- Directed by: Konstantin Lopushansky
- Written by: Konstantin Lopushansky Vyacheslav Rybakov Arkady and Boris Strugatsky (novel)
- Produced by: Catherine Dussart Dmitry Gerbachevsky Andrey Sigle
- Starring: Catherine Dussart Gregory Hlady
- Cinematography: Vladislav Gurtchin
- Edited by: Maxim Holodiuk Sergei Obukhov Aleksandr Zaretzky
- Music by: Andrey Sigle
- Distributed by: Proline Film
- Release date: October 19, 2006;
- Running time: 105 minutes
- Country: Russia
- Language: Russian

= The Ugly Swans (film) =

The Ugly Swans (Гадкие лебеди) is a 2006 Russian science fiction drama film directed by Konstantin Lopushansky, based on the 1967 novel of the same name by Arkady and Boris Strugatsky. The film is often compared to Andrei Tarkovsky's Stalker, also adapted from a Strugatsky book.

==Plot==
The film's plot is loosely based on the novel, with some superficial differences. The story has been adjusted slightly to contextualize it in the "near future," with the main character Victor Banev recast as a UN envoy to the town of Tashlinsk, where a mysterious group has taken the town's children to an isolated boarding school. The major departure from the novel's plot is in the ending, in which the "Aquatters" ("Slimeys" from the novel) are all killed by the humans.

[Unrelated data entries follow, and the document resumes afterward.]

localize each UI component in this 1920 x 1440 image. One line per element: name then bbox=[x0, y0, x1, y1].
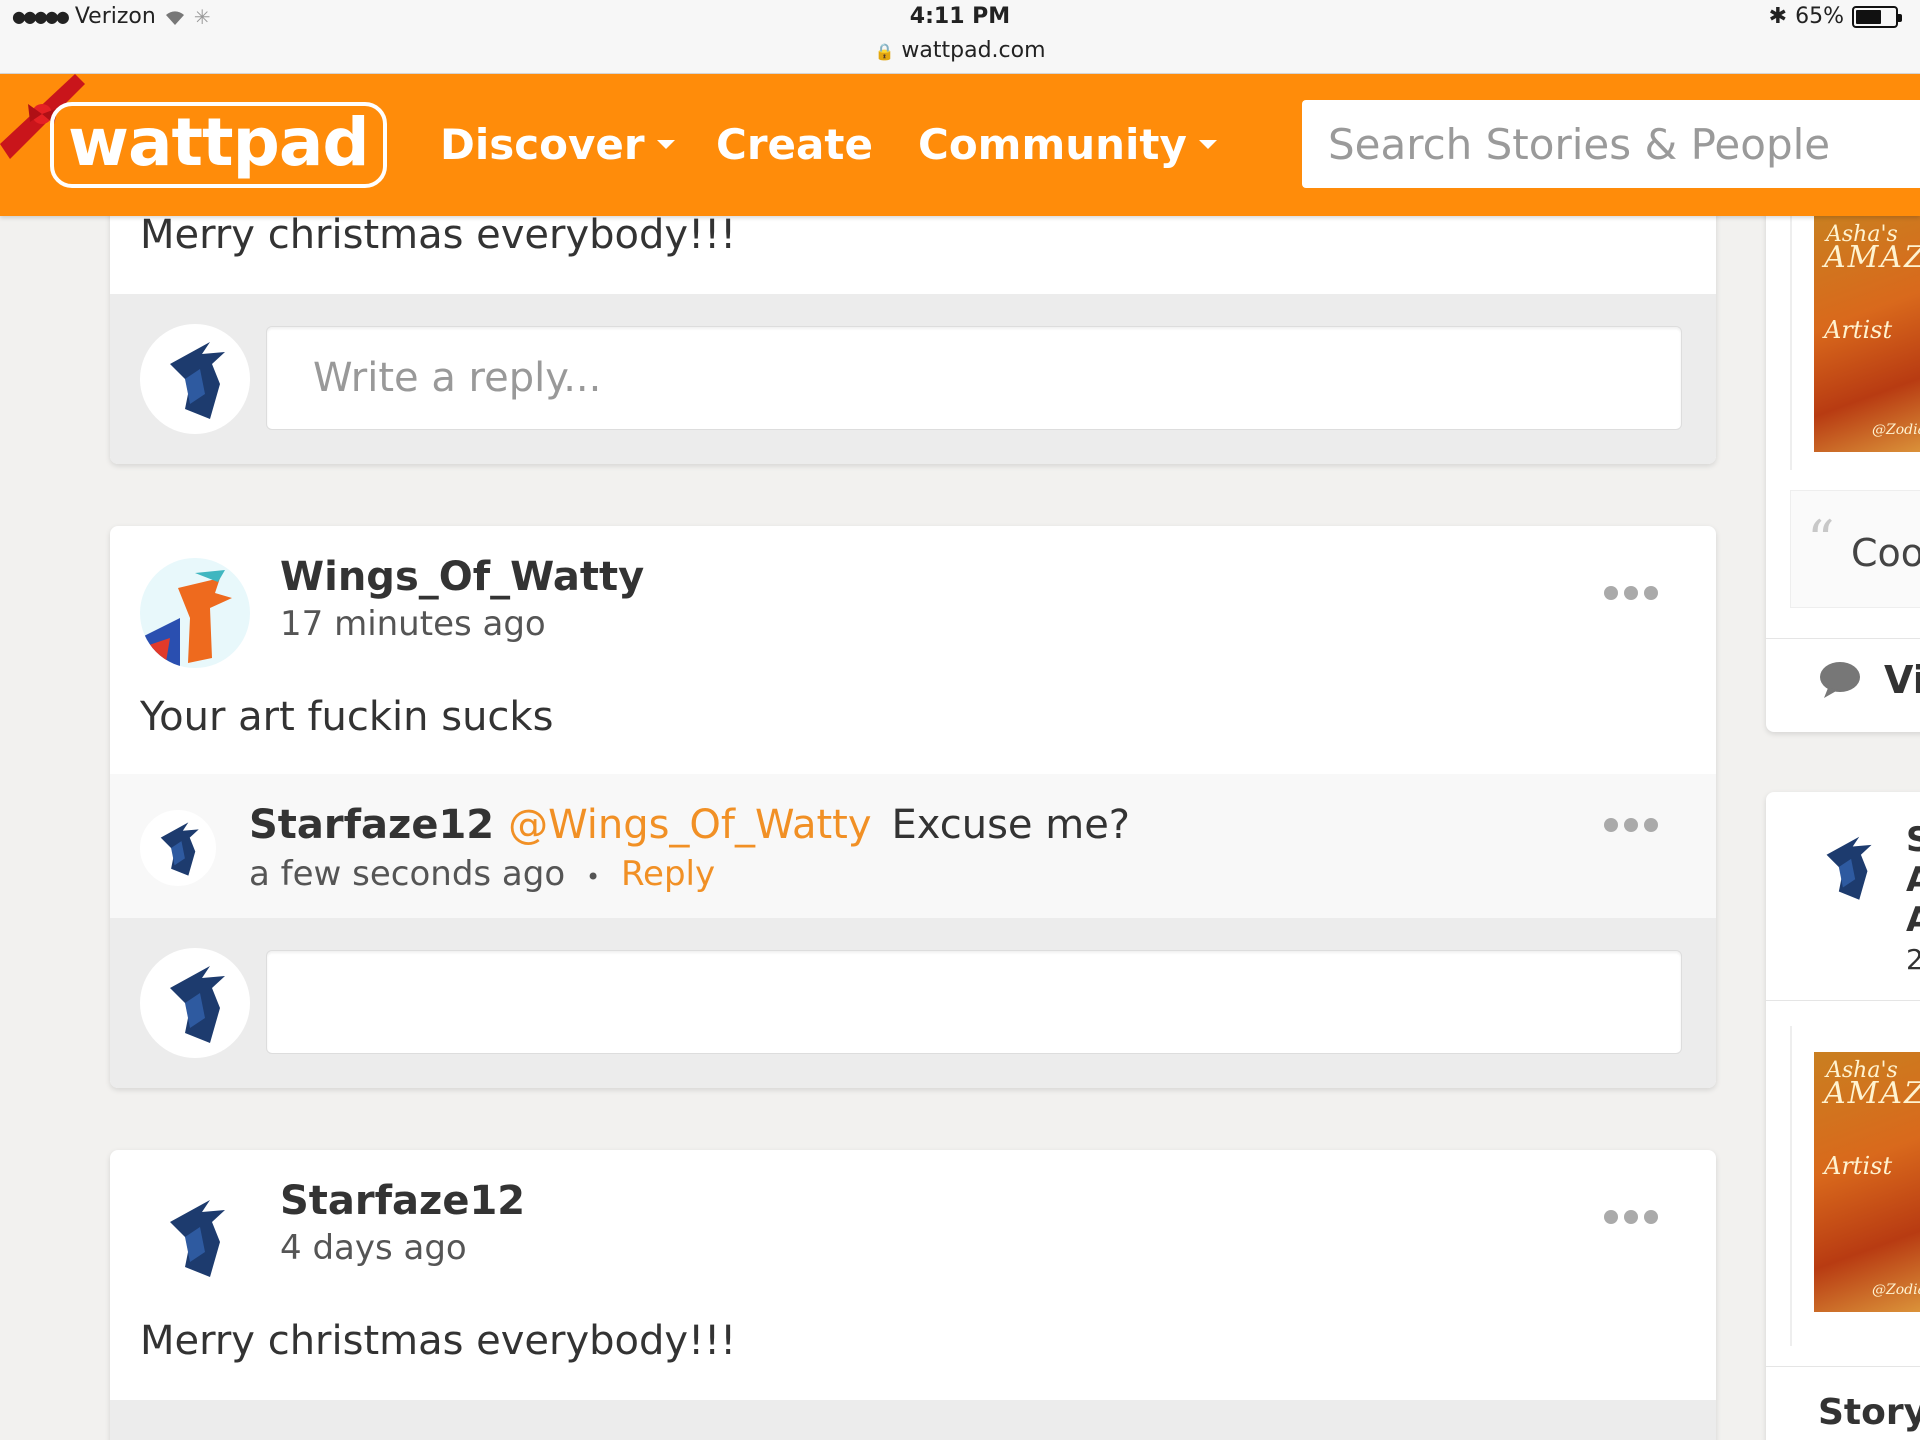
avatar[interactable] bbox=[1802, 822, 1892, 912]
reply-author[interactable]: Starfaze12 bbox=[249, 802, 494, 848]
sidebar-story-card: S A A 2 Asha's AMAZIN Artist @Zodiac Sto… bbox=[1766, 792, 1920, 1440]
divider bbox=[1766, 1366, 1920, 1367]
avatar[interactable] bbox=[140, 1182, 250, 1292]
url-bar[interactable]: 🔒 wattpad.com bbox=[0, 38, 1920, 63]
dragon-avatar-icon bbox=[170, 966, 225, 1043]
post-text: Your art fuckin sucks bbox=[140, 694, 554, 740]
post-card: Starfaze12 4 days ago Merry christmas ev… bbox=[110, 1150, 1716, 1440]
reply-mention[interactable]: @Wings_Of_Watty bbox=[508, 802, 871, 848]
story-cover[interactable]: Asha's AMAZIN Artist @Zodiac bbox=[1814, 1052, 1920, 1312]
avatar[interactable] bbox=[140, 948, 250, 1058]
sidebar-text-line: A bbox=[1906, 860, 1920, 900]
reply-meta: a few seconds ago • Reply bbox=[249, 854, 715, 894]
reply-text: Excuse me? bbox=[891, 802, 1131, 848]
battery-fill bbox=[1856, 9, 1881, 24]
sidebar-story-card: Asha's AMAZIN Artist @Zodiac “ Coo Vie bbox=[1766, 150, 1920, 732]
divider bbox=[1766, 1000, 1920, 1001]
reply-composer bbox=[110, 918, 1716, 1088]
nav-community[interactable]: Community bbox=[918, 120, 1217, 169]
quote-icon: “ bbox=[1807, 509, 1835, 572]
dragon-avatar-icon bbox=[170, 342, 225, 419]
chevron-down-icon bbox=[656, 140, 675, 149]
wattpad-logo[interactable]: wattpad bbox=[50, 102, 387, 188]
site-header: wattpad Discover Create Community bbox=[0, 74, 1920, 216]
dragon-avatar-icon bbox=[140, 570, 232, 668]
avatar[interactable] bbox=[140, 324, 250, 434]
battery-icon bbox=[1852, 5, 1902, 28]
dragon-avatar-icon bbox=[170, 1200, 225, 1277]
search-input[interactable] bbox=[1302, 100, 1920, 188]
reply-link[interactable]: Reply bbox=[621, 854, 715, 894]
sidebar-text-line: A bbox=[1906, 900, 1920, 940]
status-bar: ●●●●● Verizon ✳ 4:11 PM 🔒 wattpad.com ✱ … bbox=[0, 0, 1920, 74]
sidebar-text-line: 2 bbox=[1906, 943, 1920, 976]
battery-percent: 65% bbox=[1795, 4, 1844, 29]
reply-line: Starfaze12 @Wings_Of_Watty Excuse me? bbox=[249, 802, 1130, 848]
avatar[interactable] bbox=[140, 810, 216, 886]
clock: 4:11 PM bbox=[909, 4, 1011, 29]
more-options-icon[interactable] bbox=[1604, 818, 1658, 832]
cover-text: Artist bbox=[1824, 316, 1893, 344]
reply-input[interactable] bbox=[266, 950, 1682, 1054]
nav-discover-label: Discover bbox=[440, 120, 645, 169]
sidebar-text-line: S bbox=[1906, 820, 1920, 860]
cover-text: AMAZIN bbox=[1824, 1076, 1920, 1111]
post-text: Merry christmas everybody!!! bbox=[140, 212, 737, 258]
dragon-avatar-icon bbox=[160, 822, 199, 876]
post-card: Wings_Of_Watty 17 minutes ago Your art f… bbox=[110, 526, 1716, 1088]
reply-time: a few seconds ago bbox=[249, 854, 566, 894]
meta-separator: • bbox=[585, 863, 601, 891]
reply-input[interactable] bbox=[266, 326, 1682, 430]
view-button[interactable]: Vie bbox=[1818, 658, 1920, 702]
cover-text: @Zodiac bbox=[1872, 1282, 1920, 1298]
avatar[interactable] bbox=[140, 558, 250, 668]
quote-text: Coo bbox=[1851, 531, 1920, 575]
cover-text: Artist bbox=[1824, 1152, 1893, 1180]
more-options-icon[interactable] bbox=[1604, 586, 1658, 600]
view-label: Vie bbox=[1884, 658, 1920, 702]
lock-icon: 🔒 bbox=[874, 42, 895, 61]
cover-text: @Zodiac bbox=[1872, 422, 1920, 438]
bluetooth-icon: ✱ bbox=[1768, 4, 1788, 29]
url-text: wattpad.com bbox=[901, 38, 1046, 63]
sidebar-card-text: S A A 2 bbox=[1906, 820, 1920, 980]
chevron-down-icon bbox=[1198, 140, 1217, 149]
status-right: ✱ 65% bbox=[1768, 4, 1902, 29]
story-heading: Story bbox=[1818, 1392, 1920, 1433]
cover-text: AMAZIN bbox=[1824, 240, 1920, 275]
post-author[interactable]: Wings_Of_Watty bbox=[280, 554, 644, 600]
nav-community-label: Community bbox=[918, 120, 1187, 169]
reply-composer bbox=[110, 294, 1716, 464]
nav-create-label: Create bbox=[716, 120, 873, 169]
dragon-avatar-icon bbox=[1826, 836, 1872, 900]
post-text: Merry christmas everybody!!! bbox=[140, 1318, 737, 1364]
more-options-icon[interactable] bbox=[1604, 1210, 1658, 1224]
speech-bubble-icon bbox=[1820, 662, 1860, 698]
nav-discover[interactable]: Discover bbox=[440, 120, 675, 169]
post-author[interactable]: Starfaze12 bbox=[280, 1178, 525, 1224]
reply-item: Starfaze12 @Wings_Of_Watty Excuse me? a … bbox=[110, 774, 1716, 918]
reply-composer bbox=[110, 1400, 1716, 1440]
story-cover[interactable]: Asha's AMAZIN Artist @Zodiac bbox=[1814, 216, 1920, 452]
divider bbox=[1766, 638, 1920, 639]
post-time: 4 days ago bbox=[280, 1228, 467, 1268]
post-time: 17 minutes ago bbox=[280, 604, 546, 644]
quote-box: “ Coo bbox=[1790, 490, 1920, 608]
nav-create[interactable]: Create bbox=[716, 120, 873, 169]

The children are heroically rescued by Banev, but they are unable to reassimilate into society and are institutionalized.

A small role created for the film was a UN negotiator named Gennady Komov, a reference to a popular character from the Strugatskys' other books.

==Awards==
The film received the Best Score award at Kinotavr.